The implementation of the constructor and the `push()` method is straightforward. A stack contains a list of items, and pushing an object to the stack simply appends to this list.
```{r}
new_stack <- function(items = list()) {
structure(list(items = items), class = "stack")
}
push <- function(x, y) {
x$items <- c(x$items, list(y))
x
}
```
(Note that I haven't created a real method for `push()` because making it generic would just make this example more complicated for no real benefit.)
Implementing `pop()` is more challenging because it has to both return a value (the object at the top of the stack), and have a side-effect (remove that object from that top). Since we can't modify the input object in S3 we need to return two things: the value, and the updated object.
```{r}
pop <- function(x) {
n <- length(x$items)
item <- x$items[[n]]
x$items <- x$items[-n]
list(item = item, x = x)
}
```
This leads to rather awkward usage:
```{r}
s <- new_stack()
s <- push(s, 10)
s <- push(s, 20)
out <- pop(s)
out$item
s <- out$x
s
```
This problem is known as __threading state__ or __accumulator programming__, because no matter how deeply the `pop()` is called, you have to feed the modified stack object all the way back to where the stack lives.
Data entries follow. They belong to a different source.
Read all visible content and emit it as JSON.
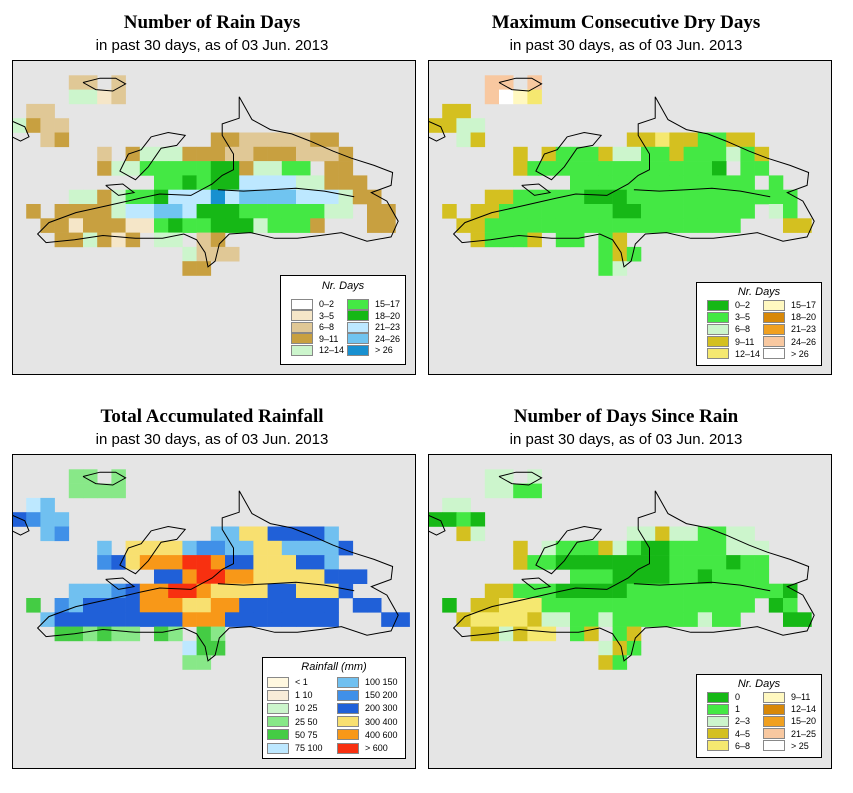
{
  "colors": {
    "frame_bg": "#e5e5e5",
    "coast": "#000000"
  },
  "panels": [
    {
      "id": "rain-days",
      "title": "Number of Rain Days",
      "subtitle": "in past 30 days, as of  03 Jun. 2013",
      "legend": {
        "title": "Nr. Days",
        "items": [
          {
            "label": "0–2",
            "color": "#ffffff"
          },
          {
            "label": "3–5",
            "color": "#f5e6c8"
          },
          {
            "label": "6–8",
            "color": "#e0c896"
          },
          {
            "label": "9–11",
            "color": "#c8a040"
          },
          {
            "label": "12–14",
            "color": "#ccf5cc"
          },
          {
            "label": "15–17",
            "color": "#44e844"
          },
          {
            "label": "18–20",
            "color": "#16b816"
          },
          {
            "label": "21–23",
            "color": "#bde8ff"
          },
          {
            "label": "24–26",
            "color": "#70c4f0"
          },
          {
            "label": "> 26",
            "color": "#1890d0"
          }
        ]
      }
    },
    {
      "id": "max-dry-days",
      "title": "Maximum Consecutive Dry Days",
      "subtitle": "in past 30 days, as of  03 Jun. 2013",
      "legend": {
        "title": "Nr. Days",
        "items": [
          {
            "label": "0–2",
            "color": "#16b816"
          },
          {
            "label": "3–5",
            "color": "#44e844"
          },
          {
            "label": "6–8",
            "color": "#ccf5cc"
          },
          {
            "label": "9–11",
            "color": "#d4c020"
          },
          {
            "label": "12–14",
            "color": "#f5e870"
          },
          {
            "label": "15–17",
            "color": "#fff8c0"
          },
          {
            "label": "18–20",
            "color": "#d88808"
          },
          {
            "label": "21–23",
            "color": "#f0a020"
          },
          {
            "label": "24–26",
            "color": "#f8c8a0"
          },
          {
            "label": "> 26",
            "color": "#ffffff"
          }
        ]
      }
    },
    {
      "id": "total-rainfall",
      "title": "Total Accumulated Rainfall",
      "subtitle": "in past 30 days, as of  03 Jun. 2013",
      "legend": {
        "title": "Rainfall (mm)",
        "items": [
          {
            "label": "< 1",
            "color": "#fff8e0"
          },
          {
            "label": "1  10",
            "color": "#f8ecd8"
          },
          {
            "label": "10  25",
            "color": "#ccf5cc"
          },
          {
            "label": "25  50",
            "color": "#88e888"
          },
          {
            "label": "50  75",
            "color": "#44cc44"
          },
          {
            "label": "75  100",
            "color": "#bde8ff"
          },
          {
            "label": "100  150",
            "color": "#70c0f0"
          },
          {
            "label": "150  200",
            "color": "#4090e8"
          },
          {
            "label": "200  300",
            "color": "#2060d8"
          },
          {
            "label": "300  400",
            "color": "#f8e070"
          },
          {
            "label": "400  600",
            "color": "#f89818"
          },
          {
            "label": "> 600",
            "color": "#f83010"
          }
        ]
      }
    },
    {
      "id": "days-since-rain",
      "title": "Number of Days Since Rain",
      "subtitle": "in past 30 days, as of  03 Jun. 2013",
      "legend": {
        "title": "Nr. Days",
        "items": [
          {
            "label": "0",
            "color": "#16b816"
          },
          {
            "label": "1",
            "color": "#44e844"
          },
          {
            "label": "2–3",
            "color": "#ccf5cc"
          },
          {
            "label": "4–5",
            "color": "#d4c020"
          },
          {
            "label": "6–8",
            "color": "#f5e870"
          },
          {
            "label": "9–11",
            "color": "#fff8c0"
          },
          {
            "label": "12–14",
            "color": "#d88808"
          },
          {
            "label": "15–20",
            "color": "#f0a020"
          },
          {
            "label": "21–25",
            "color": "#f8c8a0"
          },
          {
            "label": "> 25",
            "color": "#ffffff"
          }
        ]
      }
    }
  ]
}
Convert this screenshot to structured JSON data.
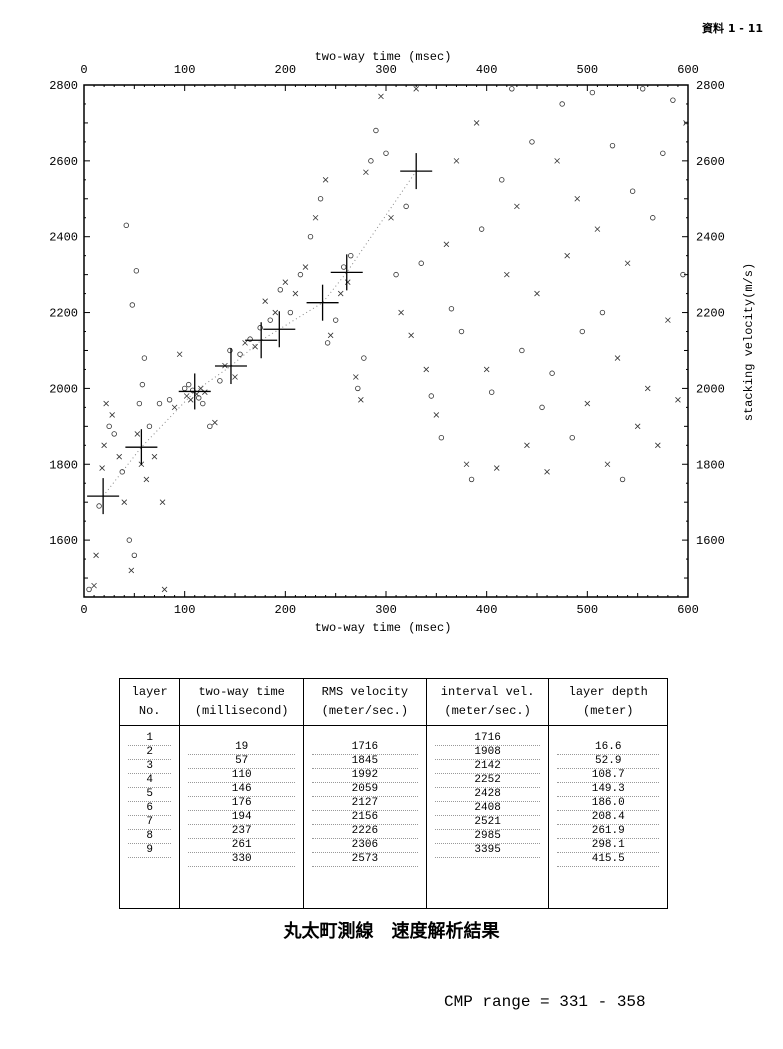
{
  "doc_id": "資料 1 - 11",
  "chart_data": {
    "type": "scatter",
    "x_axis_label": "two-way time (msec)",
    "y_axis_label": "stacking velocity(m/s)",
    "xlim": [
      0,
      600
    ],
    "ylim": [
      1450,
      2800
    ],
    "x_ticks": [
      0,
      100,
      200,
      300,
      400,
      500,
      600
    ],
    "y_ticks": [
      1600,
      1800,
      2000,
      2200,
      2400,
      2600,
      2800
    ],
    "picks": [
      {
        "layer": 1,
        "x": 19,
        "y": 1716
      },
      {
        "layer": 2,
        "x": 57,
        "y": 1845
      },
      {
        "layer": 3,
        "x": 110,
        "y": 1992
      },
      {
        "layer": 4,
        "x": 146,
        "y": 2059
      },
      {
        "layer": 5,
        "x": 176,
        "y": 2127
      },
      {
        "layer": 6,
        "x": 194,
        "y": 2156
      },
      {
        "layer": 7,
        "x": 237,
        "y": 2226
      },
      {
        "layer": 8,
        "x": 261,
        "y": 2306
      },
      {
        "layer": 9,
        "x": 330,
        "y": 2573
      }
    ],
    "semblance_points": [
      {
        "x": 5,
        "y": 1470,
        "m": "o"
      },
      {
        "x": 10,
        "y": 1480,
        "m": "x"
      },
      {
        "x": 12,
        "y": 1560,
        "m": "x"
      },
      {
        "x": 15,
        "y": 1690,
        "m": "o"
      },
      {
        "x": 18,
        "y": 1790,
        "m": "x"
      },
      {
        "x": 20,
        "y": 1850,
        "m": "x"
      },
      {
        "x": 22,
        "y": 1960,
        "m": "x"
      },
      {
        "x": 25,
        "y": 1900,
        "m": "o"
      },
      {
        "x": 28,
        "y": 1930,
        "m": "x"
      },
      {
        "x": 30,
        "y": 1880,
        "m": "o"
      },
      {
        "x": 35,
        "y": 1820,
        "m": "x"
      },
      {
        "x": 38,
        "y": 1780,
        "m": "o"
      },
      {
        "x": 40,
        "y": 1700,
        "m": "x"
      },
      {
        "x": 42,
        "y": 2430,
        "m": "o"
      },
      {
        "x": 45,
        "y": 1600,
        "m": "o"
      },
      {
        "x": 47,
        "y": 1520,
        "m": "x"
      },
      {
        "x": 48,
        "y": 2220,
        "m": "o"
      },
      {
        "x": 50,
        "y": 1560,
        "m": "o"
      },
      {
        "x": 52,
        "y": 2310,
        "m": "o"
      },
      {
        "x": 53,
        "y": 1880,
        "m": "x"
      },
      {
        "x": 55,
        "y": 1960,
        "m": "o"
      },
      {
        "x": 57,
        "y": 1800,
        "m": "x"
      },
      {
        "x": 58,
        "y": 2010,
        "m": "o"
      },
      {
        "x": 60,
        "y": 2080,
        "m": "o"
      },
      {
        "x": 62,
        "y": 1760,
        "m": "x"
      },
      {
        "x": 65,
        "y": 1900,
        "m": "o"
      },
      {
        "x": 70,
        "y": 1820,
        "m": "x"
      },
      {
        "x": 75,
        "y": 1960,
        "m": "o"
      },
      {
        "x": 78,
        "y": 1700,
        "m": "x"
      },
      {
        "x": 80,
        "y": 1470,
        "m": "x"
      },
      {
        "x": 85,
        "y": 1970,
        "m": "o"
      },
      {
        "x": 90,
        "y": 1950,
        "m": "x"
      },
      {
        "x": 95,
        "y": 2090,
        "m": "x"
      },
      {
        "x": 100,
        "y": 2000,
        "m": "o"
      },
      {
        "x": 102,
        "y": 1980,
        "m": "x"
      },
      {
        "x": 104,
        "y": 2010,
        "m": "o"
      },
      {
        "x": 106,
        "y": 1970,
        "m": "x"
      },
      {
        "x": 108,
        "y": 1995,
        "m": "o"
      },
      {
        "x": 112,
        "y": 1985,
        "m": "x"
      },
      {
        "x": 114,
        "y": 1975,
        "m": "o"
      },
      {
        "x": 116,
        "y": 2000,
        "m": "x"
      },
      {
        "x": 118,
        "y": 1960,
        "m": "o"
      },
      {
        "x": 120,
        "y": 1990,
        "m": "x"
      },
      {
        "x": 125,
        "y": 1900,
        "m": "o"
      },
      {
        "x": 130,
        "y": 1910,
        "m": "x"
      },
      {
        "x": 135,
        "y": 2020,
        "m": "o"
      },
      {
        "x": 140,
        "y": 2060,
        "m": "x"
      },
      {
        "x": 145,
        "y": 2100,
        "m": "o"
      },
      {
        "x": 150,
        "y": 2030,
        "m": "x"
      },
      {
        "x": 155,
        "y": 2090,
        "m": "o"
      },
      {
        "x": 160,
        "y": 2120,
        "m": "x"
      },
      {
        "x": 165,
        "y": 2130,
        "m": "o"
      },
      {
        "x": 170,
        "y": 2110,
        "m": "x"
      },
      {
        "x": 175,
        "y": 2160,
        "m": "o"
      },
      {
        "x": 180,
        "y": 2230,
        "m": "x"
      },
      {
        "x": 185,
        "y": 2180,
        "m": "o"
      },
      {
        "x": 190,
        "y": 2200,
        "m": "x"
      },
      {
        "x": 195,
        "y": 2260,
        "m": "o"
      },
      {
        "x": 200,
        "y": 2280,
        "m": "x"
      },
      {
        "x": 205,
        "y": 2200,
        "m": "o"
      },
      {
        "x": 210,
        "y": 2250,
        "m": "x"
      },
      {
        "x": 215,
        "y": 2300,
        "m": "o"
      },
      {
        "x": 220,
        "y": 2320,
        "m": "x"
      },
      {
        "x": 225,
        "y": 2400,
        "m": "o"
      },
      {
        "x": 230,
        "y": 2450,
        "m": "x"
      },
      {
        "x": 235,
        "y": 2500,
        "m": "o"
      },
      {
        "x": 240,
        "y": 2550,
        "m": "x"
      },
      {
        "x": 242,
        "y": 2120,
        "m": "o"
      },
      {
        "x": 245,
        "y": 2140,
        "m": "x"
      },
      {
        "x": 250,
        "y": 2180,
        "m": "o"
      },
      {
        "x": 255,
        "y": 2250,
        "m": "x"
      },
      {
        "x": 258,
        "y": 2320,
        "m": "o"
      },
      {
        "x": 262,
        "y": 2280,
        "m": "x"
      },
      {
        "x": 265,
        "y": 2350,
        "m": "o"
      },
      {
        "x": 270,
        "y": 2030,
        "m": "x"
      },
      {
        "x": 272,
        "y": 2000,
        "m": "o"
      },
      {
        "x": 275,
        "y": 1970,
        "m": "x"
      },
      {
        "x": 278,
        "y": 2080,
        "m": "o"
      },
      {
        "x": 280,
        "y": 2570,
        "m": "x"
      },
      {
        "x": 285,
        "y": 2600,
        "m": "o"
      },
      {
        "x": 290,
        "y": 2680,
        "m": "o"
      },
      {
        "x": 295,
        "y": 2770,
        "m": "x"
      },
      {
        "x": 300,
        "y": 2620,
        "m": "o"
      },
      {
        "x": 305,
        "y": 2450,
        "m": "x"
      },
      {
        "x": 310,
        "y": 2300,
        "m": "o"
      },
      {
        "x": 315,
        "y": 2200,
        "m": "x"
      },
      {
        "x": 320,
        "y": 2480,
        "m": "o"
      },
      {
        "x": 325,
        "y": 2140,
        "m": "x"
      },
      {
        "x": 330,
        "y": 2790,
        "m": "x"
      },
      {
        "x": 335,
        "y": 2330,
        "m": "o"
      },
      {
        "x": 340,
        "y": 2050,
        "m": "x"
      },
      {
        "x": 345,
        "y": 1980,
        "m": "o"
      },
      {
        "x": 350,
        "y": 1930,
        "m": "x"
      },
      {
        "x": 355,
        "y": 1870,
        "m": "o"
      },
      {
        "x": 360,
        "y": 2380,
        "m": "x"
      },
      {
        "x": 365,
        "y": 2210,
        "m": "o"
      },
      {
        "x": 370,
        "y": 2600,
        "m": "x"
      },
      {
        "x": 375,
        "y": 2150,
        "m": "o"
      },
      {
        "x": 380,
        "y": 1800,
        "m": "x"
      },
      {
        "x": 385,
        "y": 1760,
        "m": "o"
      },
      {
        "x": 390,
        "y": 2700,
        "m": "x"
      },
      {
        "x": 395,
        "y": 2420,
        "m": "o"
      },
      {
        "x": 400,
        "y": 2050,
        "m": "x"
      },
      {
        "x": 405,
        "y": 1990,
        "m": "o"
      },
      {
        "x": 410,
        "y": 1790,
        "m": "x"
      },
      {
        "x": 415,
        "y": 2550,
        "m": "o"
      },
      {
        "x": 420,
        "y": 2300,
        "m": "x"
      },
      {
        "x": 425,
        "y": 2790,
        "m": "o"
      },
      {
        "x": 430,
        "y": 2480,
        "m": "x"
      },
      {
        "x": 435,
        "y": 2100,
        "m": "o"
      },
      {
        "x": 440,
        "y": 1850,
        "m": "x"
      },
      {
        "x": 445,
        "y": 2650,
        "m": "o"
      },
      {
        "x": 450,
        "y": 2250,
        "m": "x"
      },
      {
        "x": 455,
        "y": 1950,
        "m": "o"
      },
      {
        "x": 460,
        "y": 1780,
        "m": "x"
      },
      {
        "x": 465,
        "y": 2040,
        "m": "o"
      },
      {
        "x": 470,
        "y": 2600,
        "m": "x"
      },
      {
        "x": 475,
        "y": 2750,
        "m": "o"
      },
      {
        "x": 480,
        "y": 2350,
        "m": "x"
      },
      {
        "x": 485,
        "y": 1870,
        "m": "o"
      },
      {
        "x": 490,
        "y": 2500,
        "m": "x"
      },
      {
        "x": 495,
        "y": 2150,
        "m": "o"
      },
      {
        "x": 500,
        "y": 1960,
        "m": "x"
      },
      {
        "x": 505,
        "y": 2780,
        "m": "o"
      },
      {
        "x": 510,
        "y": 2420,
        "m": "x"
      },
      {
        "x": 515,
        "y": 2200,
        "m": "o"
      },
      {
        "x": 520,
        "y": 1800,
        "m": "x"
      },
      {
        "x": 525,
        "y": 2640,
        "m": "o"
      },
      {
        "x": 530,
        "y": 2080,
        "m": "x"
      },
      {
        "x": 535,
        "y": 1760,
        "m": "o"
      },
      {
        "x": 540,
        "y": 2330,
        "m": "x"
      },
      {
        "x": 545,
        "y": 2520,
        "m": "o"
      },
      {
        "x": 550,
        "y": 1900,
        "m": "x"
      },
      {
        "x": 555,
        "y": 2790,
        "m": "o"
      },
      {
        "x": 560,
        "y": 2000,
        "m": "x"
      },
      {
        "x": 565,
        "y": 2450,
        "m": "o"
      },
      {
        "x": 570,
        "y": 1850,
        "m": "x"
      },
      {
        "x": 575,
        "y": 2620,
        "m": "o"
      },
      {
        "x": 580,
        "y": 2180,
        "m": "x"
      },
      {
        "x": 585,
        "y": 2760,
        "m": "o"
      },
      {
        "x": 590,
        "y": 1970,
        "m": "x"
      },
      {
        "x": 595,
        "y": 2300,
        "m": "o"
      },
      {
        "x": 598,
        "y": 2700,
        "m": "x"
      }
    ]
  },
  "table": {
    "headers": [
      {
        "line1": "layer",
        "line2": "No."
      },
      {
        "line1": "two-way time",
        "line2": "(millisecond)"
      },
      {
        "line1": "RMS velocity",
        "line2": "(meter/sec.)"
      },
      {
        "line1": "interval vel.",
        "line2": "(meter/sec.)"
      },
      {
        "line1": "layer depth",
        "line2": "(meter)"
      }
    ],
    "layers": [
      "1",
      "2",
      "3",
      "4",
      "5",
      "6",
      "7",
      "8",
      "9"
    ],
    "two_way_time": [
      "19",
      "57",
      "110",
      "146",
      "176",
      "194",
      "237",
      "261",
      "330"
    ],
    "rms_velocity": [
      "1716",
      "1845",
      "1992",
      "2059",
      "2127",
      "2156",
      "2226",
      "2306",
      "2573"
    ],
    "interval_velocity": [
      "1716",
      "1908",
      "2142",
      "2252",
      "2428",
      "2408",
      "2521",
      "2985",
      "3395"
    ],
    "layer_depth": [
      "16.6",
      "52.9",
      "108.7",
      "149.3",
      "186.0",
      "208.4",
      "261.9",
      "298.1",
      "415.5"
    ]
  },
  "caption": "丸太町測線　速度解析結果",
  "cmp_range": "CMP range = 331 - 358"
}
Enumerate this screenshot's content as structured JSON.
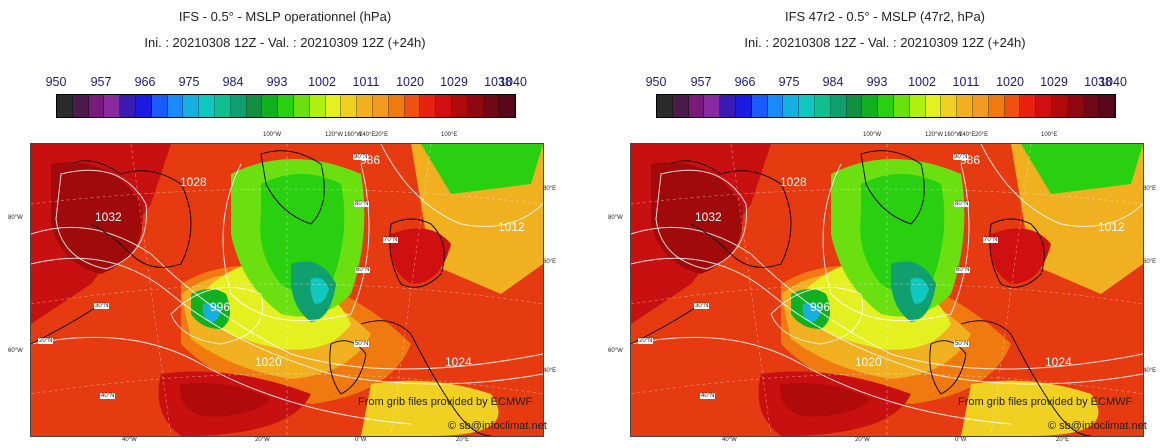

One way that other FP languages deal with this challenge is to provide a "multiple assign" (or destructing bind) operator that allows you to assign multiple values in a single step. The zeallot R package, by Nathan and Paul Teetor, provides multi-assign for R with `%<-%`. This makes the code more elegant, but doesn't solve the key problem:
```{r}
library(zeallot)
c(value, s) %<-% pop(s)
value
```
An R6 implementation of a stack is simpler because `$pop()` we can modify the object in place, and return only the top-most value:
```{r}
Stack <- R6::R6Class("Stack", list(
items = list(),
push = function(x) {
self$items <- c(self$items, x)
invisible(self)
},
pop = function() {
item <- self$items[[self$length()]]
self$items <- self$items[-self$length()]
item
},
length = function() {
length(self$items)
}
))
```
This leads to more natural code:
```{r}
s <- Stack$new()
s$push(10)
s$push(20)
s$pop()
```
### Method chaining {#tradeoffs-pipe}
The pipe, `%>%`, is useful because it provides an infix operator that makes it easy to compose functions from left-to-right. Interestingly, the pipe is not so important for R6 objects because they already use an infix operator: `$`. This allows the user to chain together multiple method calls in a single expression, a technique known as __method chaining__:
```{r}
s <- Stack$new()
s$
push(10)$
push(20)$
pop()
```
This technique is commonly used in other programming languages, like Python and Javascript, and is made possible with one convention: any R6 method that is primarily called for its side-effects (usually modifying the object) should return `invisible(self)`.
The primary advantage of method chaining is that you can get useful autocomplete; the primary disadvantage is that only the creator of the class can add new methods (and there's no way to use multiple dispatch).